A man charged with murdering two UDR members in 1972 can return home to Co Donegal because of Covid-19, a High Court judge ruled yesterday.
John Downey's bail terms were varied after defence lawyers argued it was not suitable for him to continue staying with a Sinn Fein representative in Belfast due to his underlying health problems.
Amid prosecution fears the move could increase the risk of flight, Mr Justice McAlinden warned how it would reflect on the party if the 68-year-old were to abscond.
He said: "If this bail breaks down I think it's inevitable that senior members of Sinn Fein in this jurisdiction would suffer significant embarrassment and reputational damage, in that they were unable to abide by assurances and undertakings given on behalf of Mr Downey."
Downey is facing prosecution for a car bomb attack which killed Alfred Johnston and James Eames in Enniskillen, Co Fermanagh.
The accused, of Creeslough in Co Donegal, was detained in 2018 under a European Arrest Warrant.
He fought a battle against extradition from the Republic of Ireland before handing himself in to the authorities in October last year.
Lance Corporal Johnston and Private Eames died in an explosion on the Irvinestown Road in August 1972.
They were carrying out checks on a car when a command wire-initiated device was detonated, killing both of them instantly.

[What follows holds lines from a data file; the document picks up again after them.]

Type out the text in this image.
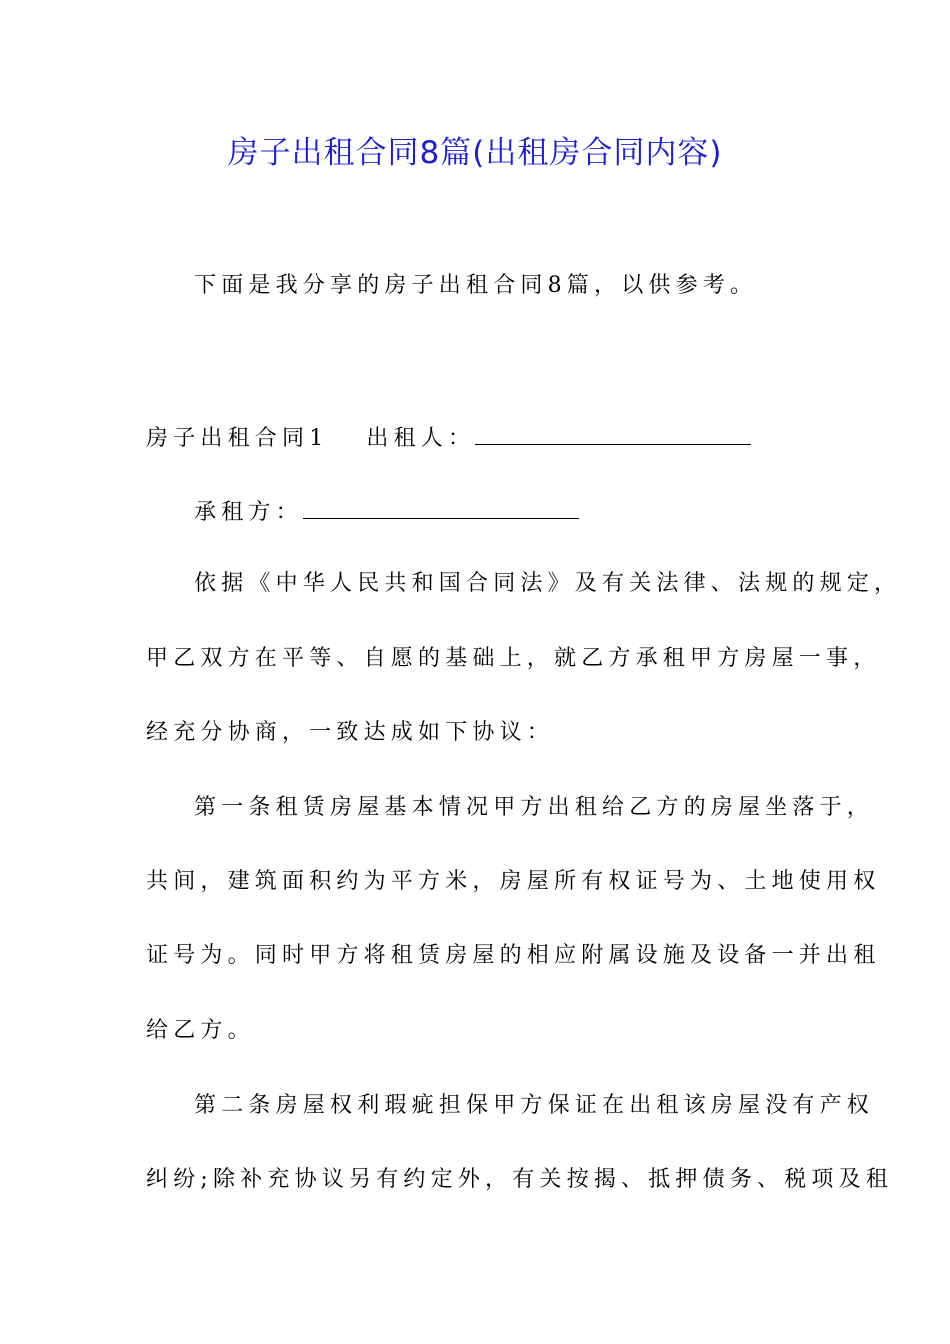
房子出租合同8篇(出租房合同内容)
下面是我分享的房子出租合同8篇，以供参考。
房子出租合同1 出租人：
承租方：
依据《中华人民共和国合同法》及有关法律、法规的规定，
甲乙双方在平等、自愿的基础上，就乙方承租甲方房屋一事，
经充分协商，一致达成如下协议：
第一条租赁房屋基本情况甲方出租给乙方的房屋坐落于，
共间，建筑面积约为平方米，房屋所有权证号为、土地使用权
证号为。同时甲方将租赁房屋的相应附属设施及设备一并出租
给乙方。
第二条房屋权利瑕疵担保甲方保证在出租该房屋没有产权
纠纷;除补充协议另有约定外，有关按揭、抵押债务、税项及租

The bomb went off as a truck carrying 13 off-duty soldiers approached, blowing it onto its side and injuring some of the troops inside.
Downey is also charged with aiding and abetting an explosion likely to endanger life.
A previous court was told his fingerprint was allegedly on insulating tape used to construct the device.
In December last year he was granted bail to live at the Belfast home of a Sinn Fein councillor, with £225,000 in cash lodged as surety. Downey, who has a respiratory condition and other health issues, applied to vary those terms due to the coronavirus pandemic.
The hearing proceeded by telephone conference to avoid lawyers having to attend court in person. Defence barrister Gregory Berry QC confirmed his client wanted to go back to Donegal until the public health emergency is over.
Resisting the application, prosecution counsel Sam Magee QC said efforts could be made to locate a rural location for self-isolation within Northern Ireland.
He claimed it was illogical for Downey to return home while his wife works in an intensive care unit during the crisis.
"This virus will have no borders," Mr Magee stressed.
But Mr Berry responded that all possible steps are being taken to protect Downey's wife from coronavirus.
Meanwhile, he contended, the accused has been living in communal accommodation and depending on others for shopping.
Insisting his client would have fled by now if he had any intention, the barrister said such actions would have "catastrophic" consequences.
"There would be, bluntly, significant reputational damage for Sinn Fein if Mr Downey absconded," he agreed.
Granting the variation, Mr Justice McAlinden ordered a member of the accused's family to lodge a further £5,000 cash surety. The judge also directed Downey must have Skype video calls with a PSNI officer twice a week to ensure he is at the bail address.